Apparently, I'm not the only one with these goals, because Walden West has always been the most difficult camp to sign up for. Back in the olden days (way back in 2006), Walden West took your application and money via the Pony Express – I mean, the U.S. Postal Service.  They accepted applications beginning March 1. If you didn't have those forms -- and your check -- on their desk that day, it was time to choose between “Amazing Aquatics” and “You Can Cook!” at your neighborhood daycare.

Then Walden West got high-tech.  Sign-ups happened on-line at precisely 7:30 a.m. on March 1. The first year they had on-line sign-ups, I'm pretty sure their server melted into a blob of silicon from the overload.  I suspect they spent weeks cleaning up the partial applications and payments, or double payments from anxious parents who weren’t sure their first attempt worked since hitting enter on your computer usually resulted in the dreaded eternal hourglass.

Walden West got much better at the on-line sign-ups for the next year, but you still had to be poised at a computer at precisely 7:30 a.m. on the appointed day.  I pictured moms and dads all over Silicon Valley, cracking their knuckles, opening to the proper web page, watching an atomic clock. Ladies and gentlemen, start your engines.

Almost all weeks were full by 8:00 a.m. Miraculously, I always got the week I wanted. With Walden West in the bag, I could plan the rest of summer.

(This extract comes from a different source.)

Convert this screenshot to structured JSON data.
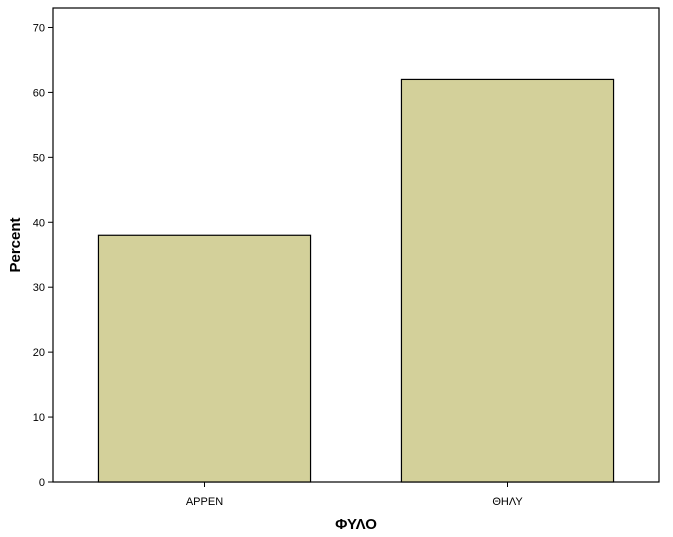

And so it went for six years, until entering 8th grade, my daughter was ready to be a Leader-In-Training.  For these coveted slots, I manned one computer and my husband manned another. We worked out a protocol for all eventualities. We communicated using headsets (although we were sitting next to each other). All Leader-in-Training slots were gone by 7:35.  Maybe going for the athletic scholarship would be simpler.

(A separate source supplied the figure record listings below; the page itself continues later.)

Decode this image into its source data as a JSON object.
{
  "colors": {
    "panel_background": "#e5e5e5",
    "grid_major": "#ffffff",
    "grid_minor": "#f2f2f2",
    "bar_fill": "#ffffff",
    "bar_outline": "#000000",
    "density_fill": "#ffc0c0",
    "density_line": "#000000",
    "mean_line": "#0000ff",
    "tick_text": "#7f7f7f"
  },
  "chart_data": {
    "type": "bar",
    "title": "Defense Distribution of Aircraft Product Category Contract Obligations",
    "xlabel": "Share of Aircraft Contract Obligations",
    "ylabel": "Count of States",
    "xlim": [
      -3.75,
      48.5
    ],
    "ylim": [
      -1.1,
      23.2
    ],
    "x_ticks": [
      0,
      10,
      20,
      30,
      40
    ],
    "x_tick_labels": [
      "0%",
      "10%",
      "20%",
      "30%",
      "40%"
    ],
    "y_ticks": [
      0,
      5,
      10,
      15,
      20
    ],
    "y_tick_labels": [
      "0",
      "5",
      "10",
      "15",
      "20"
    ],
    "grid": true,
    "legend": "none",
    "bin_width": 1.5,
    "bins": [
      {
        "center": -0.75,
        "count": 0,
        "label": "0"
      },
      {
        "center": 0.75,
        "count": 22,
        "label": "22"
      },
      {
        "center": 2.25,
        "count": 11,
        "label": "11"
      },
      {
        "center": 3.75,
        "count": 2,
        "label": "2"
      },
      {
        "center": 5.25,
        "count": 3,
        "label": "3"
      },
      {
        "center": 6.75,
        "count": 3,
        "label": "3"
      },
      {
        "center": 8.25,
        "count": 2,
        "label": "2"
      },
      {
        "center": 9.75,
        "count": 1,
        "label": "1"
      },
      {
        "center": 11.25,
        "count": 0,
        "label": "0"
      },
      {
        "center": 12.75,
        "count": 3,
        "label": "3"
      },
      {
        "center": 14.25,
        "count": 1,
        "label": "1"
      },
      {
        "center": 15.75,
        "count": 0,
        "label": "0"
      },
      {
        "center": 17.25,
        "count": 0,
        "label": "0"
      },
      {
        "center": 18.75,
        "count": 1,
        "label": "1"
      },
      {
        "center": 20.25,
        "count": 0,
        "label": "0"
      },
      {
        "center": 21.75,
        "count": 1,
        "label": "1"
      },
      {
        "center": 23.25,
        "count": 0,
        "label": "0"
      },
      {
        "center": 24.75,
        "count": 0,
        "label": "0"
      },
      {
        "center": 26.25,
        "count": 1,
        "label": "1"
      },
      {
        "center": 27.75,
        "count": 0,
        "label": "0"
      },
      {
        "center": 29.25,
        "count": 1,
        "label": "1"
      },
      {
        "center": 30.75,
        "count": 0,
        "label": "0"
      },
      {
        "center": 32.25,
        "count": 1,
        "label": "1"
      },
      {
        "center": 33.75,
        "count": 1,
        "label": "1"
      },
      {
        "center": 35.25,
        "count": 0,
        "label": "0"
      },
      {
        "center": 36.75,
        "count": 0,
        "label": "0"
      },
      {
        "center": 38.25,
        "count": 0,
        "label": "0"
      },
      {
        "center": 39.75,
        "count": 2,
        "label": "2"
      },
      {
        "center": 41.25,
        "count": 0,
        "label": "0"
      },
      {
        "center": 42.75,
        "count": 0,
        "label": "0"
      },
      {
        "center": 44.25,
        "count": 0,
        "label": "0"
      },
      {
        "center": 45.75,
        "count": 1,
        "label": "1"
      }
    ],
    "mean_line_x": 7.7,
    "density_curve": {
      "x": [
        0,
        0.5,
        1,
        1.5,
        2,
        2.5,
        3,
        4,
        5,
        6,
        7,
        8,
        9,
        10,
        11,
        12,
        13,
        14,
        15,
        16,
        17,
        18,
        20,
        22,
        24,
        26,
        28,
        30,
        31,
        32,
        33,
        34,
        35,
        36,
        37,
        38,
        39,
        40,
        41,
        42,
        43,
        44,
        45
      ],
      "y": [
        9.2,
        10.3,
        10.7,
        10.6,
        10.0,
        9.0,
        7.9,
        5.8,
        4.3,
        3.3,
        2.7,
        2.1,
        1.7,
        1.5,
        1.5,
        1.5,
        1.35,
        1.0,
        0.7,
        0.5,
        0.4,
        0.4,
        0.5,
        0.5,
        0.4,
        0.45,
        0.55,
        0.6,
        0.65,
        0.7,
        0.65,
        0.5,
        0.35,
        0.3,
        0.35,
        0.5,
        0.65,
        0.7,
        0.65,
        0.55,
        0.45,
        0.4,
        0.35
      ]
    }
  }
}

But every time I go up to Walden West for the Thursday night barbecue and the “amazing camper tricks”, I know the crazy sign-up and inconvenient location are worth it. The director, Badger, probably has a real name that he puts on his income taxes, but I don’t want to know what it is. He is forever the amazing Badger who personifies Walden West with his calm but zany and fun-loving nature.

Badger is assisted by the incredible Scooby, who can get 200 children to listen while speaking in a soft voice. Kids of all ages love his famous Scooby stories, which he tells every day at lunch in the shade of the Scooby Tree. The rest of the counselors are also actual grown-ups, assisted by high-school volunteers. Guess whose daughter was one of those this year?  

When my daughter goes off to college, what then?  I know.... I’ll still go up to Walden West on summer Thursday evenings for the barbecue, and to sing the Banana Slug song a few more times.